Progress vs. Nostalgia

We live in the present. This is one of our great strengths, as it allows us to impact the future. I'm pointing out the obvious here to highlight a parallel, because being of the present is also one of our great flaws, as it can hinder our ability to visualize the future that we are creating by limiting our ability to think in anything beyond the short-term.

When I had the "Chicago moment" described in the previous post, it got me thinking about the L. We experience our environment through the five senses, and the rumble of the L trains is a distinctive part of how we hear Chicago. It is understood that the L was not always a part of the Chicago experience, a truth deemed unimportant because that was the Chicago of the past. The Chicago of the future, naturally, will always involve the L. It is part of the city's soul, part of what makes Chicago, Chicago. In other words, it's an important piece of the cultural legend that society has created for the city.

But I got to thinking recently with the recent press about the city's deteriorating infrastructure (even the New York Times got involved) and considered the possibility that the L and its mightily consoling rumble could one day cease to exist. While it is wonderful to hear the trains rumble by in the distance from three blocks away, I long ago realized that living up against the tracks might not be so enjoyable. And while the lowering of the entire system below grade seems like an incredible undertaking, it is not so hard for me to imagine, especially with the accelerating rate at which technology progresses, that one day in the not-too-distant future Chicago might see (or hear...or, rather, not hear) whisper-quiet trains. (Such trains already exist elsewhere, after all.) This idea brings into focus the central struggle that we see in placemaking is that between "progress" and "nostalgia." To wit: if the CTA were to come to a financial position that would allow it to replace the current L trains with much quieter, or even noiseless, trains, there would likely be some argument over whether or not it should do so due to the value that the rumble of the L adds to the unique Chicago experience.

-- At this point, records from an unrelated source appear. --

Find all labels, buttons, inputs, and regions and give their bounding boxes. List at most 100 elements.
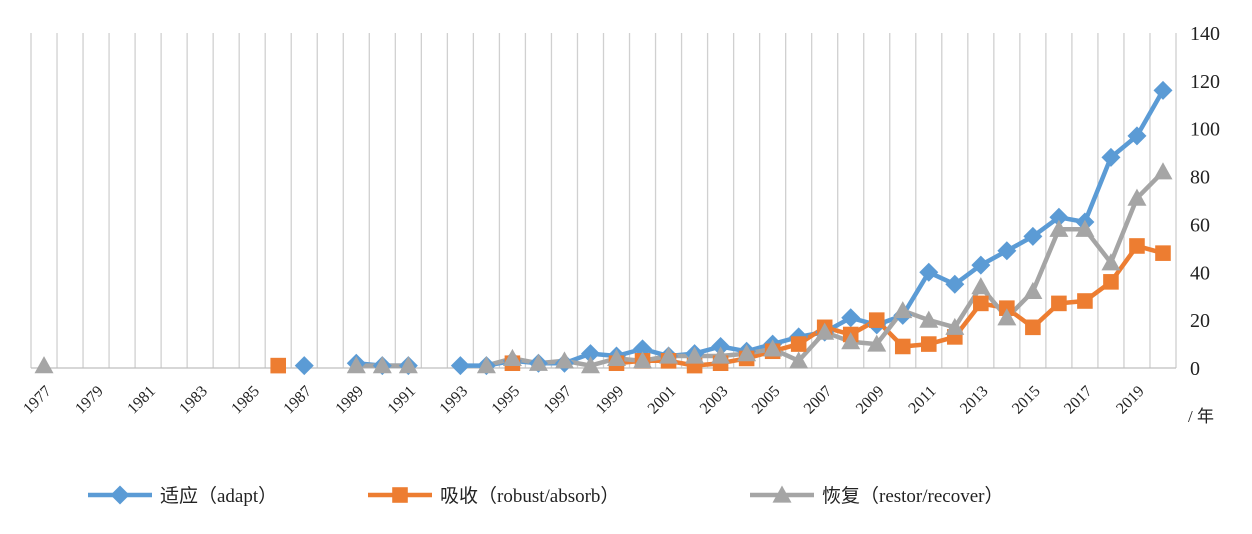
data-point-square	[1077, 293, 1093, 309]
x-tick-label: 1985	[228, 383, 263, 418]
data-point-square	[868, 312, 885, 328]
legend-label: 恢复（restor/recover）	[822, 485, 1004, 507]
x-axis-labels: 1977 1979 1981 1983 1985 1987 1989 1991 1993 1995…	[20, 383, 1214, 426]
data-point-triangle	[711, 346, 731, 364]
data-points	[34, 80, 1173, 376]
x-tick-label: 2017	[1061, 383, 1096, 418]
data-point-diamond	[971, 255, 991, 275]
x-tick-label: 2019	[1113, 383, 1148, 418]
data-point-diamond	[1101, 147, 1121, 167]
data-point-diamond	[1153, 80, 1173, 100]
legend-marker-triangle	[772, 485, 792, 503]
data-point-triangle	[1075, 219, 1095, 237]
gridlines	[30, 33, 1177, 369]
x-tick-label: 1977	[20, 383, 55, 418]
data-point-diamond	[841, 308, 861, 328]
x-tick-label: 1997	[541, 383, 576, 418]
x-tick-label: 2005	[749, 383, 784, 418]
data-point-square	[999, 300, 1015, 316]
x-tick-label: 2009	[853, 383, 888, 418]
x-tick-label: 2011	[905, 383, 939, 417]
data-point-triangle	[34, 356, 54, 374]
y-tick-label: 100	[1190, 119, 1220, 141]
x-tick-label: 1981	[124, 383, 159, 418]
data-point-diamond	[945, 274, 965, 294]
x-tick-label: 2001	[645, 383, 680, 418]
y-axis-labels: 0 20 40 60 80 100 120 140	[1190, 23, 1220, 380]
data-point-square	[1103, 274, 1119, 290]
legend: 适应（adapt） 吸收（robust/absorb） 恢复（restor/reco…	[88, 485, 1004, 507]
data-point-triangle	[1127, 188, 1147, 206]
y-tick-label: 80	[1190, 167, 1210, 189]
data-point-triangle	[659, 346, 679, 364]
legend-label: 吸收（robust/absorb）	[440, 485, 619, 507]
data-point-triangle	[1049, 219, 1069, 237]
x-tick-label: 2003	[697, 383, 732, 418]
data-point-triangle	[1023, 281, 1043, 300]
legend-marker-diamond	[110, 485, 130, 505]
data-point-triangle	[971, 277, 991, 295]
data-point-diamond	[1023, 226, 1043, 246]
data-point-triangle	[919, 310, 939, 328]
data-point-diamond	[580, 344, 600, 364]
y-tick-label: 140	[1190, 23, 1220, 45]
y-tick-label: 40	[1190, 262, 1210, 284]
y-tick-label: 20	[1190, 310, 1210, 332]
data-point-diamond	[997, 241, 1017, 261]
data-point-triangle	[815, 322, 835, 340]
data-point-square	[973, 295, 989, 312]
data-point-triangle	[633, 351, 653, 369]
data-point-triangle	[502, 348, 522, 367]
x-tick-label: 1979	[72, 383, 107, 418]
data-point-diamond	[1127, 126, 1147, 146]
y-tick-label: 60	[1190, 214, 1210, 236]
data-point-diamond	[919, 262, 939, 282]
data-point-triangle	[867, 334, 887, 352]
data-point-triangle	[554, 351, 574, 369]
data-point-triangle	[372, 356, 392, 374]
data-point-triangle	[607, 348, 627, 367]
legend-entry: 恢复（restor/recover）	[750, 485, 1004, 507]
data-point-square	[1025, 319, 1041, 336]
data-point-triangle	[1101, 253, 1121, 271]
data-point-square	[1155, 245, 1171, 261]
x-tick-label: 1991	[385, 383, 420, 418]
data-point-triangle	[737, 344, 757, 362]
data-point-triangle	[528, 353, 548, 371]
legend-marker-square	[392, 487, 408, 503]
data-point-triangle	[789, 351, 809, 369]
series-line-square	[614, 243, 1166, 368]
data-point-triangle	[763, 339, 783, 357]
data-point-square	[1129, 238, 1145, 254]
x-tick-label: 1999	[593, 383, 628, 418]
data-point-triangle	[476, 356, 496, 374]
x-tick-label: 1989	[332, 383, 367, 418]
data-point-diamond	[294, 356, 314, 376]
data-point-square	[270, 357, 287, 374]
y-tick-label: 0	[1190, 358, 1200, 380]
data-point-triangle	[1153, 162, 1173, 180]
x-tick-label: 1995	[489, 383, 524, 418]
data-point-triangle	[945, 317, 965, 335]
x-tick-label: 2007	[801, 383, 836, 418]
y-tick-label: 120	[1190, 71, 1220, 93]
data-point-triangle	[346, 356, 366, 374]
data-point-square	[894, 338, 911, 355]
data-point-diamond	[1049, 207, 1069, 227]
data-point-square	[790, 336, 807, 352]
x-tick-label: 1983	[176, 383, 211, 418]
data-point-triangle	[841, 332, 861, 350]
x-tick-label: 1993	[437, 383, 472, 418]
legend-entry: 吸收（robust/absorb）	[368, 485, 619, 507]
x-axis-unit-label: / 年	[1188, 407, 1214, 426]
data-point-diamond	[450, 356, 470, 376]
data-point-triangle	[685, 346, 705, 364]
legend-label: 适应（adapt）	[160, 485, 277, 507]
x-tick-label: 2015	[1009, 383, 1044, 418]
data-point-triangle	[398, 356, 418, 374]
legend-entry: 适应（adapt）	[88, 485, 277, 507]
data-point-triangle	[997, 308, 1017, 326]
data-point-triangle	[580, 356, 600, 374]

But where would the validity be there? It is certainly true that, while improved technology can help to increase quality of life, it also poses the danger, at least in this case, of eliminating a distinct part of the cultural experience associated with a specific place. At the same time, not making the upgrade could be viewed as a feeble attempt to cling to the past. After all, if citizens of Chicago at the time that the L was built had argued against the noisy trains and won, the city would never developed this aspect of its identity in the first place.

I like to think that I'm a progressive person, and I consider creativity and innovation to be the juice that runs the human system...but I just can't imagine Chicago without the L.


Matt Novak said...

My girlfriend is from Chicago and I tease her about how loud the L is. I brag about the light rail in Minneapolis (where I'm originally from) being so quiet and she always retorts with, "how long has light rail been around?" In Minneapolis, the answer is "only a few years."

I certainly understand every aspect of your point. History is vital and should be preserved, but at what cost?

I started a blog a couple months ago that you may find interesting. It's about how people in the past envisioned the future.


Anonymous said...

Light rail is nice and all, but it is no match for a heavy capacity system like the L that Chicago needs.